Step 1:Import the required libraries: numpy, pandas, MLPClassifier, train_test_split, StandardScaler, accuracy_score, and matplotlib.pyplot.
Step 2:Load the heart disease dataset from a file using pd.read_csv().
Step 3:Separate the features and labels from the dataset using data.iloc values for features (X) and data.iloc[:, -1].values for labels (y).
Step 4:Split the dataset into training and testing sets using train_test_split().
Step 5:Normalize the feature data using StandardScaler() to scale the features to have zero mean and unit variance.
Step 6:Create an MLPClassifier model with desired architecture and hyperparameters, such as hidden_layer_sizes, max_iter, and random_state.
Step 7:Train the MLP model on the training data using mlp.fit(X_train, y_train).

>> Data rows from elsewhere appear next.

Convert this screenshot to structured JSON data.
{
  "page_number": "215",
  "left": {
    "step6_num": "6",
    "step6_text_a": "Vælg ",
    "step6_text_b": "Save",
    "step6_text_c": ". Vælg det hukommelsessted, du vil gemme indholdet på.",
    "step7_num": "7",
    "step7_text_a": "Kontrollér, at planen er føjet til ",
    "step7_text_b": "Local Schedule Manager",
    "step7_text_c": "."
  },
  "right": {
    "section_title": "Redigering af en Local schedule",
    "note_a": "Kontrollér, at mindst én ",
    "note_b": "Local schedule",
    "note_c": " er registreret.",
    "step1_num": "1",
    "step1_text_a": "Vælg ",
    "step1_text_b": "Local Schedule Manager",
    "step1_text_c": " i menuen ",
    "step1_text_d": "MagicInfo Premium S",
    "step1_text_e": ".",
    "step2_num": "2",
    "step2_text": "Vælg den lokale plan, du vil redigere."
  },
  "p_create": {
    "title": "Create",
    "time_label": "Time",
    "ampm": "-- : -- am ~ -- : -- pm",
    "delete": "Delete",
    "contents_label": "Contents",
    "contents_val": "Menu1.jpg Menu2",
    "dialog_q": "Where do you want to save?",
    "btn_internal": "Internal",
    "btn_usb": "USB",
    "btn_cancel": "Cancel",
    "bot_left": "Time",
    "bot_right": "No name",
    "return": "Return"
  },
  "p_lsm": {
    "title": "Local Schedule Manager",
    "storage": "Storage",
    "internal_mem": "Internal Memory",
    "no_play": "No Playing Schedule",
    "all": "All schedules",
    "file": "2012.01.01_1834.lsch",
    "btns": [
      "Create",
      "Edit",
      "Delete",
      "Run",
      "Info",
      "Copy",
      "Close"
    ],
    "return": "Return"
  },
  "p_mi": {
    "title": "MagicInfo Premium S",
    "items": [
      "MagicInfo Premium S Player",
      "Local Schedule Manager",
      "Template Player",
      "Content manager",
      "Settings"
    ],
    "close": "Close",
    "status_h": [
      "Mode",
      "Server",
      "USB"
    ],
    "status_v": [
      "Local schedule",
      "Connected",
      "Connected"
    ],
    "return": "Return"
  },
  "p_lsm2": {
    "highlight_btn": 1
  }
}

The model adjusts its weights and biases iteratively to minimize the training loss.
Step 8:Make predictions on the testing set using mlp.predict(X_test).
Step 9:Evaluate the model's accuracy by comparing the predicted labels (y_pred) with the actual labels (y_test) using accuracy_score().
Step 10:Print the accuracy of the model.
Step 11:Plot the error convergence during training using plt.plot() and plt.show().
import numpy as np
import pandas as pd
from sklearn.neural_network import MLPClassifier
from sklearn.model_selection import train_test_split
from sklearn.preprocessing import StandardScaler
from sklearn.metrics import accuracy_score,classification_report,confusion_matrix
import matplotlib.pyplot as plt
# Load the dataset (assuming it's stored in a file)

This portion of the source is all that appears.